In Edmonton, as with any other major city in the country, resources for the vulnerable are under constant threat. Amidst the encampment sweeps, it was recently announced that Old Strathcona Youth Services would be evicted from the building they occupy, with no alternative site found at the time of writing. Notably, Boyle Street Community Services, the largest provider of services to homeless people in Edmonton, was forced to disperse throughout the city after the Edmonton Oilers forced them out of their building, the hockey team’s ownership seeking to develop the area into a retail and commercial space.

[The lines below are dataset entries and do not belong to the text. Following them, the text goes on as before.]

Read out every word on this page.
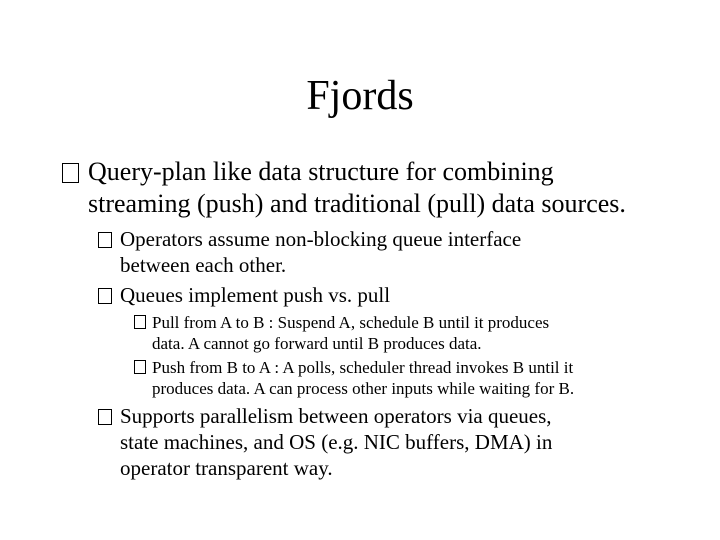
Fjords
Query-plan like data structure for combining
streaming (push) and traditional (pull) data sources.
Operators assume non-blocking queue interface
between each other.
Queues implement push vs. pull
Pull from A to B : Suspend A, schedule B until it produces
data. A cannot go forward until B produces data.
Push from B to A : A polls, scheduler thread invokes B until it
produces data. A can process other inputs while waiting for B.
Supports parallelism between operators via queues,
state machines, and OS (e.g. NIC buffers, DMA) in
operator transparent way.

Perhaps realizing just how wretched this makes his government look, Edmonton Mayor Amarjeet Sohi, after several weeks of largely silent approval for the sweeps, only stepped in on Thursday, Jan. 11, calling for a special meeting of the city council where he claims that he will put a motion forward to declare a “housing and homelessness emergency” in the City of Edmonton. 

The Mayor declared that the system was at a “breaking point” and that the encampments were symptomatic of “systemic issues,” adding that “the number of people flowing into houselessness exceeds the capacity of our social system.” The Mayor’s idea to declare an emergency after the city and police have forced homeless people into the cold, creating the emergency, is completely absurd. If Sohi, and other councillors wanted to help, they would have argued against the sweeps publicly. Instead, they only spoke up when public outrage pushed them to. For these evictions, the city government and the police have blood on their hands. 

In response to the sweeps, we’ve seen community members step up to defend the encampments, risking police aggression in doing so. These inspiring examples, however, are limited by their lack of both organisation and strength in numbers. In order to defend encampments in the future, more people must be mobilized, and the labour movement should play an active role to make this happen.
Even defending the encampments is not enough. The rotten capitalist system must be overthrown. So long as our governments serve the interests of landlords and corporations, the homeless will always be dehumanised, and seen as a nuisance to be ignored or swept under the rug when necessary. So long as capitalism is allowed to exist, empty houses will always be seen not as potential homes for people who need them, but as empty vessels for speculation and profit. To truly make housing a guarantee for every person on the planet, the private ownership of housing must be abolished through the expropriation of landlords. The management of housing must be placed in the hands of the working class and allocated on a planned, democratic basis. In that way, and only in that way, can we guarantee that no one goes without a home.